For more than 10 years, McGovern has been stealing an hour here and there to seclude himself in his basement woodworking shop next to the family room to carve Santas. He estimates he’s made as many as 12 a year some years, as few as two or three in others.

“I have no idea how many I’ve made – I’d hate to find out,” said the 43-year-old McGovern, a 20-year veteran of the Douglas County Sheriff’s Office, where he is now a captain and the commander of the county jail operations.

McGovern said he always liked woodworking, but he didn’t start concentrating his efforts on Santa Claus until his late father, Harold McGovern, decided to take up the hobby.

“He wanted to do it, so I thought, âÂÂ’Well, I’ll make them with him,'” McGovern recalled.

His first hand-carved Santa stood about 3 feet tall and took about six months to complete, he said. It went much faster the second time around, requiring only about two months. He found himself hooked on a new hobby.

“The more you do it, the faster you get,” McGovern said.

McGovern makes his Santas from bass wood.

“It’s lighter, and it’s easier to work with,” McGovern said. “It doesn’t splinter on you.”

He orders the wood in blocks of varying sizes, sometimes over the Internet. Most of it comes from Minnesota.
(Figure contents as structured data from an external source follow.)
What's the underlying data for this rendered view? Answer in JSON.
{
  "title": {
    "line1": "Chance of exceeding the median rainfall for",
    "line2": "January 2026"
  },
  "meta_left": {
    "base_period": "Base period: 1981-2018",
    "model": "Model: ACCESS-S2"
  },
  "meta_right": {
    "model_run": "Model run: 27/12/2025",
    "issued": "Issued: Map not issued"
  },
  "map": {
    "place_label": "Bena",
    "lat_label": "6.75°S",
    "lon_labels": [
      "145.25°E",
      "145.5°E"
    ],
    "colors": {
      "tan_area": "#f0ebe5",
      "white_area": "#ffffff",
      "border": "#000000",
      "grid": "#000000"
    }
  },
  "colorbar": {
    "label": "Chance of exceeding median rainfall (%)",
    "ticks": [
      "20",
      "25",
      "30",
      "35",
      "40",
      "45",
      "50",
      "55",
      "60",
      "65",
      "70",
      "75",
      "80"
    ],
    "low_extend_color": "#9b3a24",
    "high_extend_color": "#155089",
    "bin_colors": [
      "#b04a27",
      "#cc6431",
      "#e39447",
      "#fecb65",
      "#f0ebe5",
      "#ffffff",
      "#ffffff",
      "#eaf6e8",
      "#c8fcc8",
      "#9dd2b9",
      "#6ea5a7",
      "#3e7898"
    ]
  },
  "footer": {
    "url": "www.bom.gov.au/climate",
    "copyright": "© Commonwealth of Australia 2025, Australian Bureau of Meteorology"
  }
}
On his workbench, McGovern keeps several carving knives and gouges for making the Santas. His Santas range in size from 3 feet tall to as small as a couple of inches.

McGovern also buys thin wooden patterns of Santas he wants to make and outlines them in pencil on the wood blocks. He may cut away parts of the block with a band saw and then begin carving and scraping. A friend paints the Santas for him.

McGovern gives most of his Santas as gifts to friends and relatives, he said. He has sold only a few.

The hardest part about making the Santas is the face, McGovern said.

“You can really get pretty detailed,” he said.

When he isn’t carving Santas, McGovern works on a nearly life-sized cigar store American Indian. He’s been at it for three years and isn’t close to finishing the project.

“I have no idea what I’m going to do with it,” he said.

Carving his Santas requires a lot of patience, McGovern said. But the slow-paced hobby helps him relax.

“It’s a time when I can just sit down and get away from everything and not have to think about anything,” he said.